The same thing happened with respect to crime. Crime rates rose dramatically in the 1960s and 1970s, but by the early 1980s they were coming down, and now many American cities have lower crime rates than do many European ones. In my view, we pushed crime rates down because ordinary citizens do not like having their homes burgled or their spouses assaulted, and here those citizens elect prosecutors and, in many states, judges, as well as state legislators. In Europe ordinary citizens do not like crime either, but they cannot elect prosecutors or judges. Here, people make the crucial decisions; in Europe, bureaucratic elites make them. Unelected elites tend, in my view, to be Soft. They are part of Philip Rieff's "Therapeutic State" that wants to tackle all problems by finding and solving their root causes.
Barone points out how the military became Harder. When we had a draft, shot through with exemptions for college students, we had a badly educated military with which to pursue our foreign policy and a horde of college students who protested against that foreign policy. With an all-volunteer force recruited by linking military service to technical training and to the prospect of government support for college education, we got exceptional people into the military where they were trained to new standards adopted by officers who realized how badly we had done in Vietnam.
Demands for a softer America continue. The National Education Association lobbies for higher salaries and more job security and against merit pay and higher student standards. Faced with the need to renew the welfare reform act, many members of Congress want to get rid of its Hard provisions.
But so far Hardness has endured.
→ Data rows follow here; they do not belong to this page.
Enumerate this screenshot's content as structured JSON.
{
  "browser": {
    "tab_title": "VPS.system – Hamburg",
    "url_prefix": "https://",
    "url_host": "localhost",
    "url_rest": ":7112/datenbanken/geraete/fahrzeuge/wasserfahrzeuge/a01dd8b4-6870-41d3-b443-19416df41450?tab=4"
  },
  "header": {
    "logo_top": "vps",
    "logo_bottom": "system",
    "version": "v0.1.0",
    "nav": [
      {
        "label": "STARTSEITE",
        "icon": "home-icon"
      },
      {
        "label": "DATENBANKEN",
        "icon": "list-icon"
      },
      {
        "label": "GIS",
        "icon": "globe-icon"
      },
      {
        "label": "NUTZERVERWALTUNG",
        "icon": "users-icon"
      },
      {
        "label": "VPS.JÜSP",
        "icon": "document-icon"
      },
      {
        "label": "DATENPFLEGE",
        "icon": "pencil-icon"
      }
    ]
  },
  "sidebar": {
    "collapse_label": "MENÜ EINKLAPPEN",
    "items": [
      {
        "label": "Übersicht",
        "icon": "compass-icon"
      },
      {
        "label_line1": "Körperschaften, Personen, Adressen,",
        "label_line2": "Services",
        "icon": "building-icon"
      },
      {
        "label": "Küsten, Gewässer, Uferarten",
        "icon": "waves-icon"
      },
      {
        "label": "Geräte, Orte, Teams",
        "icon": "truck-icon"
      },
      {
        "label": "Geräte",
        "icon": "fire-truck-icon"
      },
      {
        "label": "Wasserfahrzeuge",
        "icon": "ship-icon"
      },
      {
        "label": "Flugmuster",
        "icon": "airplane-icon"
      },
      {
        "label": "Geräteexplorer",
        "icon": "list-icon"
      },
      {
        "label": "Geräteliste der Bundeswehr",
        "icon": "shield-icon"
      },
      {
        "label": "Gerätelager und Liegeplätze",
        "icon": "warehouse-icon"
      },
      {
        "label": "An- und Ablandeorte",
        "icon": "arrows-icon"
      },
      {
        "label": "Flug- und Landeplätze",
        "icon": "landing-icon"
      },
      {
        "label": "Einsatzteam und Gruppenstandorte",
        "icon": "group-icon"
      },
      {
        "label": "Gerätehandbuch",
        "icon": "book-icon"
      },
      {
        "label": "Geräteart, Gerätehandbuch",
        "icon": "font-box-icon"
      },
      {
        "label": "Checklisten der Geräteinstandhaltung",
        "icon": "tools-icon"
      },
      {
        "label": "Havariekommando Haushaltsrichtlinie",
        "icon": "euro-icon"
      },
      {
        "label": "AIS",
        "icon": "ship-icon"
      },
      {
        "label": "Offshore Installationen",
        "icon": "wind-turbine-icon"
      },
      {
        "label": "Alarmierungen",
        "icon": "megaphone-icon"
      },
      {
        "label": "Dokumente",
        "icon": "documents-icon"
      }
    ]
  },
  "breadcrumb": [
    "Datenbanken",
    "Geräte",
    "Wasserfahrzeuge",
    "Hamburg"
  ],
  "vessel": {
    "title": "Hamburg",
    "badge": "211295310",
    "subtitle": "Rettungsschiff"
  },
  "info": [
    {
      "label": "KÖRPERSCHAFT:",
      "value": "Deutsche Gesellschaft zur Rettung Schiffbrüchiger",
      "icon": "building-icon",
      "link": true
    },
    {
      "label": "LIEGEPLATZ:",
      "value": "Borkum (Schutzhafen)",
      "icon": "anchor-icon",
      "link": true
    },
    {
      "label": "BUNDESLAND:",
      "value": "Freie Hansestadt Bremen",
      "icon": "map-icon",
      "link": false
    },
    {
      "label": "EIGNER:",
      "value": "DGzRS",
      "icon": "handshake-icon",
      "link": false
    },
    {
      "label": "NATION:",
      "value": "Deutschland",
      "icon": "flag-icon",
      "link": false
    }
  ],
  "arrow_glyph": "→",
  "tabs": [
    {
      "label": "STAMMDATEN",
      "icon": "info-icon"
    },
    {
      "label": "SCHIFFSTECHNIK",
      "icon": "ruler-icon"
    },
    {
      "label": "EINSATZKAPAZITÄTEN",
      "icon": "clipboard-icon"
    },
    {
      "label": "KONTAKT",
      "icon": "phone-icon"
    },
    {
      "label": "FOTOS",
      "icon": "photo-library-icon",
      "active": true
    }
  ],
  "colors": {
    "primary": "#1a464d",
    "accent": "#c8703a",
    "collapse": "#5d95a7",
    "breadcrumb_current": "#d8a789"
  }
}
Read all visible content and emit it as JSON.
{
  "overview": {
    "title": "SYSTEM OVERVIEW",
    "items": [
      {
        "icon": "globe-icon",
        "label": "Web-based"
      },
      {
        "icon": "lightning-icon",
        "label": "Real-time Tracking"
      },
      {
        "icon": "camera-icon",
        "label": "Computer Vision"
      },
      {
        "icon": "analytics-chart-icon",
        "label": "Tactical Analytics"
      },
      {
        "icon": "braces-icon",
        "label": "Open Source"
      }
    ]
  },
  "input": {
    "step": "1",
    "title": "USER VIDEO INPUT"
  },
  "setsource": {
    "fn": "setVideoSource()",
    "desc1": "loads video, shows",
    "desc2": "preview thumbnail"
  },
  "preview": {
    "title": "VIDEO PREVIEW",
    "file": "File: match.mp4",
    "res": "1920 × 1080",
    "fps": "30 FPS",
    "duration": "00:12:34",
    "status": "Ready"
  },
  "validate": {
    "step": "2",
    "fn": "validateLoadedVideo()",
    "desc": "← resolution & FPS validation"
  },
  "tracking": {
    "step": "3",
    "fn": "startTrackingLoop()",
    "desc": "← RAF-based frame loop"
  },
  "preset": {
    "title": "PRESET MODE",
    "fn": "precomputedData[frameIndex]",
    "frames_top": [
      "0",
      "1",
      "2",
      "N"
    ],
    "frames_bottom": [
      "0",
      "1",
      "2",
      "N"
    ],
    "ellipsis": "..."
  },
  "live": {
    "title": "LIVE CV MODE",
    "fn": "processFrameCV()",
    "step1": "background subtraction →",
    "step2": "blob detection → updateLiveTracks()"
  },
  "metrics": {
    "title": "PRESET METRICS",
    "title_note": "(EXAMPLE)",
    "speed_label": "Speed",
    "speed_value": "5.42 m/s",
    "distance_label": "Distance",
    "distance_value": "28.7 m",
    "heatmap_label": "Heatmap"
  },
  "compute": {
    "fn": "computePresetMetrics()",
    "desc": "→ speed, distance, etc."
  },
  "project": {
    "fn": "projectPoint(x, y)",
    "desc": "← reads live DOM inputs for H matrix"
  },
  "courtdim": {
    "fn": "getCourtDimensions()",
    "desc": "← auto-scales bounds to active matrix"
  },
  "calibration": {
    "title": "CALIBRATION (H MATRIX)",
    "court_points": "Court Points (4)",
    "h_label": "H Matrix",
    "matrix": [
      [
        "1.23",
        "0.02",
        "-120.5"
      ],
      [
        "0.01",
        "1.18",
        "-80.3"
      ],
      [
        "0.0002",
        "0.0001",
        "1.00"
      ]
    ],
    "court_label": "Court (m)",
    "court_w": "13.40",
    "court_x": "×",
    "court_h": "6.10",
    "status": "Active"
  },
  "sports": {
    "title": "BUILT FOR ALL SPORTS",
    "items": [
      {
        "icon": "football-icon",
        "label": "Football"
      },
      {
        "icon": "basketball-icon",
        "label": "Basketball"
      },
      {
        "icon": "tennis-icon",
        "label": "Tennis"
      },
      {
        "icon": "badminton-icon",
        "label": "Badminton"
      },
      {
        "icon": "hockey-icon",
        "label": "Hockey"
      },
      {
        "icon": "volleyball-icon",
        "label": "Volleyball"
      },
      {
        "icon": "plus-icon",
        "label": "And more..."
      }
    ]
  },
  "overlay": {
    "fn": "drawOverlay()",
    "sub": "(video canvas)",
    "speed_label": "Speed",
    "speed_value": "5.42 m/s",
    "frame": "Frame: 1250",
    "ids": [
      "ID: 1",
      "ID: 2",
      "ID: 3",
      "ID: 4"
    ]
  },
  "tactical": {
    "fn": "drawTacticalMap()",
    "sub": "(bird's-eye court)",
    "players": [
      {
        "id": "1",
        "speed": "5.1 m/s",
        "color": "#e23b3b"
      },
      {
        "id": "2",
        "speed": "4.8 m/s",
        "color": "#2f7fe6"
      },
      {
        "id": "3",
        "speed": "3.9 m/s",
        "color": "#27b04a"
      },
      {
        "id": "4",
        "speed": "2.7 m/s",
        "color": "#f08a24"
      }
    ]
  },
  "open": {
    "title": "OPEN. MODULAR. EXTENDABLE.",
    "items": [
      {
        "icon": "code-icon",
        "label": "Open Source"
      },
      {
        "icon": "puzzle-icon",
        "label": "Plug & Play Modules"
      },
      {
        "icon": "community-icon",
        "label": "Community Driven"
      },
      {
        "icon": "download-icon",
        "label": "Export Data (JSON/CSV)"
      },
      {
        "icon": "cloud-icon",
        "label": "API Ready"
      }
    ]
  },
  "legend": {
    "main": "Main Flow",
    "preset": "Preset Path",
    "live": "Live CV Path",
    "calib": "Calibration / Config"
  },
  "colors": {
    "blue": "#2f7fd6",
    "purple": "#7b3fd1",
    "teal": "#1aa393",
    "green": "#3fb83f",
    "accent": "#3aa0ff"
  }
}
Parents who want a good education for their children have opted for home schooling and a search for charter schools and voucher programs. Reversing welfare reform would, I suspect, be immensely unpopular in the country.
Barone links his work with that of David Brooks who, in his book Bobos in Paradise, points out that bourgeois bohemians value status and money but know that nothing is guaranteed. They have to pass an endless series of aptitude tests. That is the very opposite of what occurs in a traditional aristocracy, where the only aptitude test you have to pass involves selecting the right grandparents.